Compare my scans of Kodak's prints with Elizabeth's father's scans of the negatives from which they were printed.

In the wake of the Olympus advert, the prints Elizabeth was sold amount to suicide by silver halide. Unfortunately they are not an isolated case. I have had similar problems, even from APS film which, with its IX (Information eXchange) coating, is supposed to prevent such errors.

You can be sure that digital camera designers themselves have endured problems like Elizabeth's. Maybe that's the reason why the first real advantage digital cameras offer is the facility to check on an LCD screen that pictures have been correctly exposed and processed inside the camera?

Kodak have made photography what it is today - a superb way to capture and cherish images for a lifetime. They have some of the best photo-scientists, some of the finest, most technically advanced, materials. They also have the world's finest reputation in photography, carefully built up over a century. Yet none of this matters if the end-product fails to deliver what the customer expets.

Perhaps one poor employee was responsible for this lapse? But what about training? Where was quality control? Why didn't the retail agent in Otley Road check the prints? The responsibility for ensuring that consumers get the best quality possible lies with the major photographic companies


All this is much more relevant to professional photographers than might at first be apparent. By far the larger part of the film manufactured is used by amateur snap-shooters. Effectively, they control the market. When demand from them dries up, so will the research and production lines. Our choice of materials will shrink.

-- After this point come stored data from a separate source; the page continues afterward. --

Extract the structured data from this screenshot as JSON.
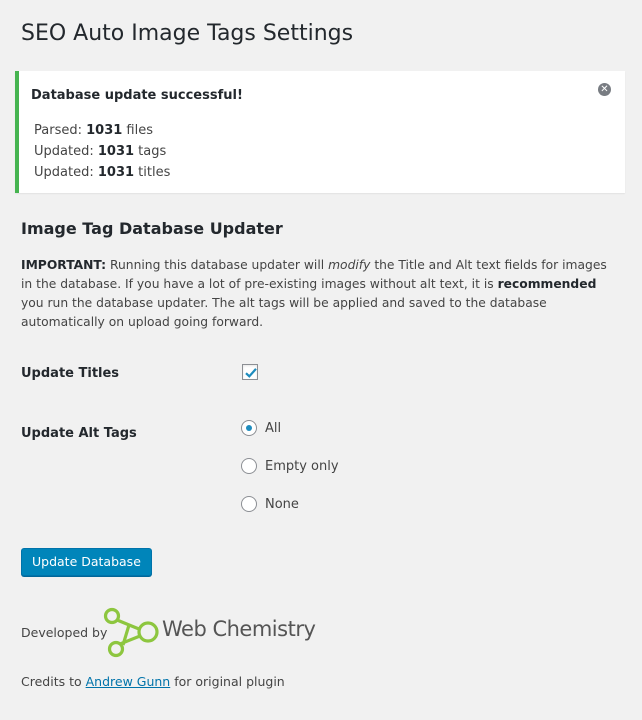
{
  "page": {
    "title": "SEO Auto Image Tags Settings"
  },
  "notice": {
    "title": "Database update successful!",
    "lines": [
      {
        "prefix": "Parsed: ",
        "count": "1031",
        "suffix": " files"
      },
      {
        "prefix": "Updated: ",
        "count": "1031",
        "suffix": " tags"
      },
      {
        "prefix": "Updated: ",
        "count": "1031",
        "suffix": " titles"
      }
    ]
  },
  "section": {
    "heading": "Image Tag Database Updater",
    "desc": {
      "important": "IMPORTANT:",
      "p1": " Running this database updater will ",
      "modify": "modify",
      "p2": " the Title and Alt text fields for images in the database. If you have a lot of pre-existing images without alt text, it is ",
      "recommended": "recommended",
      "p3": " you run the database updater. The alt tags will be applied and saved to the database automatically on upload going forward."
    }
  },
  "form": {
    "update_titles_label": "Update Titles",
    "update_titles_checked": true,
    "update_alt_label": "Update Alt Tags",
    "alt_options": [
      "All",
      "Empty only",
      "None"
    ],
    "alt_selected": "All",
    "submit_label": "Update Database"
  },
  "footer": {
    "developed_by": "Developed by",
    "logo_text": "Web Chemistry",
    "credits_prefix": "Credits to ",
    "credits_link": "Andrew Gunn",
    "credits_suffix": " for original plugin"
  },
  "colors": {
    "success": "#46b450",
    "primary": "#0085ba",
    "link": "#0073aa",
    "logo_green": "#8dc63f"
  }
}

Kodak also have some of the finest, best-selling digital imaging equipment - products such as the RFS2035 scanner, the DCS420 and 460 cameras, the XLS printers. They have led the world in digital imaging research and development. Yet, last quarter, they announced digital imaging losses of $150,000,000.

The message to everyone - Kodak included - is clear: don't give up the day job yet. Film remains a superb, inexpensive storage medium which will be around much longer than today's digital cameras - including Olympus'. All it needs is to be treated with care and respect.



This review first appeared in "John Henshall's Chip Shop" in "The Photographer" September 1997.